The race doesn’t matter, though: They will both come to the same conclusion and
write the same file to disk.
In order to facilitate parallel compilation of TUs in the DAG, C++ modules must
be implemented in the same way. Ahead-of-time BMI compilation is a non-starter.
Instead, a compiler should lazily generate the BMI when it first encounters an
import
statement for the module in question. The build system should not
concern itself with BMIs at all.
All of this can only work if the location of an MIU is deterministic for the compiler.
I Have Little Hope
There was a recent upset on the Twitter-verse. The Pre-Kona mailing was posted on January 25th. Amongst the many papers posted you will find p1427, Concerns about module toolability. Amongst its authors and contributors are names of build system and tooling engineers from around the industry. Am I appealing to authority here? Yes I am, but I feel that these are some of the most qualified people to provide feedback on module toolability.

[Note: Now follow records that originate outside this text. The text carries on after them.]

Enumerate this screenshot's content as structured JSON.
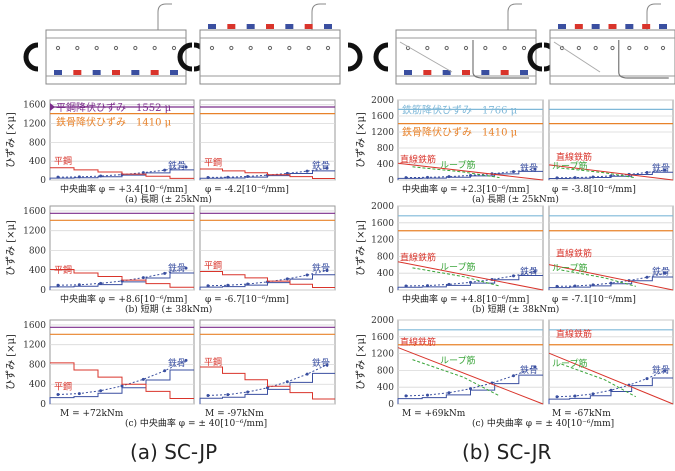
{
  "captions": {
    "a": "(a) SC-JP",
    "b": "(b) SC-JR"
  },
  "colors": {
    "steel": "#3a4fa0",
    "flange": "#d9342b",
    "loop": "#3aa53a",
    "yield_flange": "#7b2d8b",
    "yield_steel": "#e8822a",
    "rebar_yield": "#7fb8d8",
    "frame": "#9a9a9a",
    "grid": "#d8d8d8"
  },
  "ylabel": "ひずみ [×μ]",
  "left": {
    "ann_flange_yield": "平鋼降伏ひずみ　1552 μ",
    "ann_steel_yield": "鉄骨降伏ひずみ　1410 μ",
    "label_flange": "平鋼",
    "label_steel": "鉄骨",
    "rows": [
      {
        "curv_left": "中央曲率 φ = +3.4[10⁻⁶/mm]",
        "curv_right": "φ = -4.2[10⁻⁶/mm]",
        "sub": "(a)  長期  (± 25kNm)"
      },
      {
        "curv_left": "中央曲率 φ = +8.6[10⁻⁶/mm]",
        "curv_right": "φ = -6.7[10⁻⁶/mm]",
        "sub": "(b)  短期  (± 38kNm)"
      },
      {
        "curv_left": "M = +72kNm",
        "curv_right": "M = -97kNm",
        "sub": "(c)  中央曲率 φ = ± 40[10⁻⁶/mm]"
      }
    ]
  },
  "right": {
    "ann_rebar_yield": "鉄筋降伏ひずみ　1766 μ",
    "ann_steel_yield": "鉄骨降伏ひずみ　1410 μ",
    "label_straight": "直線鉄筋",
    "label_loop": "ループ筋",
    "label_steel": "鉄骨",
    "rows": [
      {
        "curv_left": "中央曲率 φ = +2.3[10⁻⁶/mm]",
        "curv_right": "φ = -3.8[10⁻⁶/mm]",
        "sub": "(a)  長期  (± 25kNm)"
      },
      {
        "curv_left": "中央曲率 φ = +4.8[10⁻⁶/mm]",
        "curv_right": "φ = -7.1[10⁻⁶/mm]",
        "sub": "(b)  短期  (± 38kNm)"
      },
      {
        "curv_left": "M = +69kNm",
        "curv_right": "M = -67kNm",
        "sub": "(c)  中央曲率 φ = ± 40[10⁻⁶/mm]"
      }
    ]
  },
  "chart_data": [
    {
      "type": "line",
      "panel": "SC-JP",
      "yticks": [
        0,
        400,
        800,
        1200,
        1600
      ],
      "ylim": [
        0,
        1700
      ],
      "series": [
        {
          "name": "平鋼降伏ひずみ",
          "values": [
            1552
          ]
        },
        {
          "name": "鉄骨降伏ひずみ",
          "values": [
            1410
          ]
        }
      ]
    },
    {
      "type": "line",
      "panel": "SC-JR",
      "yticks": [
        0,
        400,
        800,
        1200,
        1600,
        2000
      ],
      "ylim": [
        0,
        2000
      ],
      "series": [
        {
          "name": "鉄筋降伏ひずみ",
          "values": [
            1766
          ]
        },
        {
          "name": "鉄骨降伏ひずみ",
          "values": [
            1410
          ]
        }
      ]
    }
  ]
}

This paper was born from the concerns of many tool authors and collaborators (more than what is named on the paper itself, including myself) who have felt that their concerns about modules have been ignored for months and years.
People outside of SG15 have been keen to shoot down discussion on the issues with module toolability, claiming that SG15 does not have the necessary implementation experience to make useful statements regarding modules.
SG15 has only had face-to-face meetings. The last meeting, in San Diego, was useless as the chair was absent and people were too busy getting caught up since the prior meetings to have any useful discussions. With no SG15 meetings outside of those at the official WG21 convenings, the members thereof have difficulty staying up-to-date and collaborating on work. In addition, many times that SG15 has attempted to raise issues they have been shot down as their work is considered “out-of-scope” for the C++ language.
A Tweet about the pre-Kona mailings spawned discussion of C++ modules and p1427. Questions were raised about who to trust regarding module toolability.
This discussion culminated in an eventual call for SG15 to “STFU” unless they can provide code samples that prove the problems they outline. This is a request for code that cannot be implemented in any current compiler and cannot be implemented in any current build system. Even if these were to exist, the request is for proving a negative: A task which cannot be done empirically. As such, this request for code is a goal that cannot be met.
The issues were not discussed. The issues were not disproven. No one even mentioned the problems outlined in p1427. We are told to simply trust some big names to know better than we do (an appeal to authority).
People backing the current modules design have not proven that modules work at scale, yet also demand proof from SG15 that they do not work at scale. Existing “modules” deployments do not use the current design, and do not use the automated module scanning that would be required for use with real build systems in the wild.
If modules are merged and it turns out that they cannot be implemented in a well-performing and flexible fashion, people will not use modules. If a broken modules proposal is merged into C++, it may be irrecoverable and C++ will never see the promises of modules realized.
Is it possible for the current modules proposal to be implemented successfully? I can’t answer with a definitive “no”, but me and many others feel that there are significant issues that need to be addressed.
But, judging by the behavior of others, it may seem that it doesn’t matter what SG15 thinks: They are being shot down at every turn by people with very little experience in C++ tooling, and the SG15 chair is completely absent through this entire discussion. Anything SG15 does is declared “unsubstantiated” and “out-of-scope.”
I was afraid to call out this behavior: I’m not keen on interpersonal conflict. Nevertheless, I’m more afraid that C++ will end up with a permanently useless modules design.